How can one be lonely when surrounded by that? You thrive given the opportunity to be alone knowing that love, unlike anything else in nature, is not in flux. It is constant. So Ronaldo spends most of his time in isolation, away from the frenzy of the world, in peace, because it allows for that. He doesn't feel the loneliness that drives others into fruitless relationships or associations. Why should he? What can they offer that he doesn't already have?
Home is not necessarily a place, it can also be people. Ronaldo and I in this sense, can travel to the ends of the earth, chase the loftiest of goals, fail and suffer, try again and succeed or fail better, without fear because there exists a group of people who enable this freedom and form a safety net to return to.
It's knowledge that makes me feel shameful when the movie is over, in the privacy of a quiet plane.
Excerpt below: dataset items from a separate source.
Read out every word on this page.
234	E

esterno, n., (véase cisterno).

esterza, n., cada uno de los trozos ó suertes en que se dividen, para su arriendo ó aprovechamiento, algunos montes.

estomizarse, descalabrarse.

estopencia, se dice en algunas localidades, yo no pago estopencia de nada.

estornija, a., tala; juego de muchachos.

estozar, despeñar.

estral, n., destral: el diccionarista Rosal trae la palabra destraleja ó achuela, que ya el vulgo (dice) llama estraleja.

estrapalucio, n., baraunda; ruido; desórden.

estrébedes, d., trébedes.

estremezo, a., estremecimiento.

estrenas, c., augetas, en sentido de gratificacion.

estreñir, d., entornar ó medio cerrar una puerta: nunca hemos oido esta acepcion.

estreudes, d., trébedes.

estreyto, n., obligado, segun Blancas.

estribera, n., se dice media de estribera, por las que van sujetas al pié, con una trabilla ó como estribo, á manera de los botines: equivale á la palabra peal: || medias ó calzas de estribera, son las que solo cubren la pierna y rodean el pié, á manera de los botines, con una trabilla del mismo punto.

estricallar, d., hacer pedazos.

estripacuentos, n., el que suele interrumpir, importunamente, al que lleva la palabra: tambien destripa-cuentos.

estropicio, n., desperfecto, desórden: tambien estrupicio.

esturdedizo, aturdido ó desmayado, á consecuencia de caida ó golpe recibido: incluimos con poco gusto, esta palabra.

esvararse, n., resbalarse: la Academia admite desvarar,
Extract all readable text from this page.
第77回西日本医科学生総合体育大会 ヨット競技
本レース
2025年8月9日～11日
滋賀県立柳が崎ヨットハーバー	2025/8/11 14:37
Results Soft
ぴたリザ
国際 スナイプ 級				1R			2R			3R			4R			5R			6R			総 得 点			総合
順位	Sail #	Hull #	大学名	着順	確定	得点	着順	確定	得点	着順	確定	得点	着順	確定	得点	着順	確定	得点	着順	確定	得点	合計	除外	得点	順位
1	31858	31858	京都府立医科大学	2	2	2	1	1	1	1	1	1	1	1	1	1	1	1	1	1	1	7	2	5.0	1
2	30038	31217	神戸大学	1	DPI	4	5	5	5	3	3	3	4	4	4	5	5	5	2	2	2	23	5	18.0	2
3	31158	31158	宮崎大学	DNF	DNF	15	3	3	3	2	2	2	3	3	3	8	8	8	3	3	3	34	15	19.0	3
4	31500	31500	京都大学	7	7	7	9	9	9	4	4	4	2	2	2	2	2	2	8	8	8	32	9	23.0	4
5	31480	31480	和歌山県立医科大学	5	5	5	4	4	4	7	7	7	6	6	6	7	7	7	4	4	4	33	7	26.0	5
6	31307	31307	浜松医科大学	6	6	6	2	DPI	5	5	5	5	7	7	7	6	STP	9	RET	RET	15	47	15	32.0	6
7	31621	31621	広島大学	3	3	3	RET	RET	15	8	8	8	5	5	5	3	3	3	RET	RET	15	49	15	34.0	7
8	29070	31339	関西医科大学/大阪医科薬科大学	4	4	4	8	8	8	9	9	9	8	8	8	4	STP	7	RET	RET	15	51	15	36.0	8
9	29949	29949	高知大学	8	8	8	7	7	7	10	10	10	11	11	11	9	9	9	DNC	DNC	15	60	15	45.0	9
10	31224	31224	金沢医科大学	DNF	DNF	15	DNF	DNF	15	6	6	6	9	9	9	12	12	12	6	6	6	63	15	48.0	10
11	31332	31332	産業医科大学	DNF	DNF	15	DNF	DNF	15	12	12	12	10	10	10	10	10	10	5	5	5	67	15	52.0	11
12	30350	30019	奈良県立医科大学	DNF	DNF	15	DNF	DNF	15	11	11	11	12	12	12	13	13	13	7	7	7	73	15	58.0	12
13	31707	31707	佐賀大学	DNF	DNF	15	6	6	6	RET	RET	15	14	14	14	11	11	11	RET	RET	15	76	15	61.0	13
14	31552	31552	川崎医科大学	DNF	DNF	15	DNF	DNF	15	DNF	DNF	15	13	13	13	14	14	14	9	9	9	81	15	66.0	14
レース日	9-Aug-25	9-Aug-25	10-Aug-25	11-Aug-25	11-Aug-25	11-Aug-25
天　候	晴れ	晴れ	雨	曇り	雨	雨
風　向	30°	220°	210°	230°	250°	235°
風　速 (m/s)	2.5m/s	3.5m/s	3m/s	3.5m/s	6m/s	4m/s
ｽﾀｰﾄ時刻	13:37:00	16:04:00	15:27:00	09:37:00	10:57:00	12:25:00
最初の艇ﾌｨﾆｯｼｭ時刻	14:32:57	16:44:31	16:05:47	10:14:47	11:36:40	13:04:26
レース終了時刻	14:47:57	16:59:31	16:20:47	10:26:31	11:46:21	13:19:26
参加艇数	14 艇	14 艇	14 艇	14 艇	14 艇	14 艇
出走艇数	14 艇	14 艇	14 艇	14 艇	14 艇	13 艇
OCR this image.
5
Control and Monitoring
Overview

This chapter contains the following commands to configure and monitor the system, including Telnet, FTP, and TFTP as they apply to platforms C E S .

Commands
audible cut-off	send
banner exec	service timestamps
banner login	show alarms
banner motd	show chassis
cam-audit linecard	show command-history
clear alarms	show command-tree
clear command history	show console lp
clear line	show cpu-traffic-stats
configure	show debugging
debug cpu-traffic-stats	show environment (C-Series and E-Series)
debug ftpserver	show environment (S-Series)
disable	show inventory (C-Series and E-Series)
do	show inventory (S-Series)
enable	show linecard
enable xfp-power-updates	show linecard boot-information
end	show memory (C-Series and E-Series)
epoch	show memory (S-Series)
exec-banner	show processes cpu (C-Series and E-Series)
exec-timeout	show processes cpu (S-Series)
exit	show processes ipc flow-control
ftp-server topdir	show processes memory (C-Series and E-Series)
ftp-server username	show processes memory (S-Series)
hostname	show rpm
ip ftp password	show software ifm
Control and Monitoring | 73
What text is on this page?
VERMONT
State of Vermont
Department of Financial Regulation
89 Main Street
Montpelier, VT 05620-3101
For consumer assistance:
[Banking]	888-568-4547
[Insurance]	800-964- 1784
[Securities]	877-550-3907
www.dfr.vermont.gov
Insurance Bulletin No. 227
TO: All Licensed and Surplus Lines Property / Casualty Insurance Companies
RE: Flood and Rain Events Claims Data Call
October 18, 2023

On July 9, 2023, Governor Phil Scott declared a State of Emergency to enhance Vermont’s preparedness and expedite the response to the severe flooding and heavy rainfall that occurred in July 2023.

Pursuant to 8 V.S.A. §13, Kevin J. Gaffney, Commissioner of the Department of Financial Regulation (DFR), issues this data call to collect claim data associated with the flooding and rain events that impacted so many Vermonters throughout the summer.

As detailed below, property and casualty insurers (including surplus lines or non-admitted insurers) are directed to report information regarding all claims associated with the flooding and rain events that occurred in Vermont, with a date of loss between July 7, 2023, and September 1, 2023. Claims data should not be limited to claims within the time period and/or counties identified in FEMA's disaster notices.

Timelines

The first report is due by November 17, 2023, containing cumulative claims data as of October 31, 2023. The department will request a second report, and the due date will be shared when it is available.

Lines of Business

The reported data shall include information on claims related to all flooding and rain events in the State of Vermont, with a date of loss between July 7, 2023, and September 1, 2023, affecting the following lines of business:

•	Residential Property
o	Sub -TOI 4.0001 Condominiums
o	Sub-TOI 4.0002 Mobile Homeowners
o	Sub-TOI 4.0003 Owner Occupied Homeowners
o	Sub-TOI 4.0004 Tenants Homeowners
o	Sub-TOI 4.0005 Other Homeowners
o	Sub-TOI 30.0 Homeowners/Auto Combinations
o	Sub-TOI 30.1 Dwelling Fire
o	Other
I knew in that moment, and for the rest of the trip, my mother and those close to me will be on edge till my return. Even when I am walking down the beach by the resort in Antalya, they will be unable to rest.
When I made it to Istanbul after 11 hours of travel, I texted my mother, who had been messaging and calling me relentlessly that I was almost to my destination. To which she replied with: "I am very grateful to God. I wish you the best of luck and a glorious success. Remain blessed and take good care of yourself. Love you."
Even as I write, there are at least five voicemails sitting in my phone from her, and I know that back home she's anxiously glancing at her phone, waiting for a phone call for no other reason but that so she can hear my voice.
If Pierre felt the agonies of his father 10-fold as Ronaldo's mother and my own do, his actions, while still wholly heinous unforgivable, aren't so shocking. He pretended to be compelled by God at first, but later realized there was no need to use that lie. That type of love has the same religiosity that can be mistaken for madness.
Maybe, I don't really know. What I do know is that jet-lag can drive a man insane and doesn't help my insomnia at all.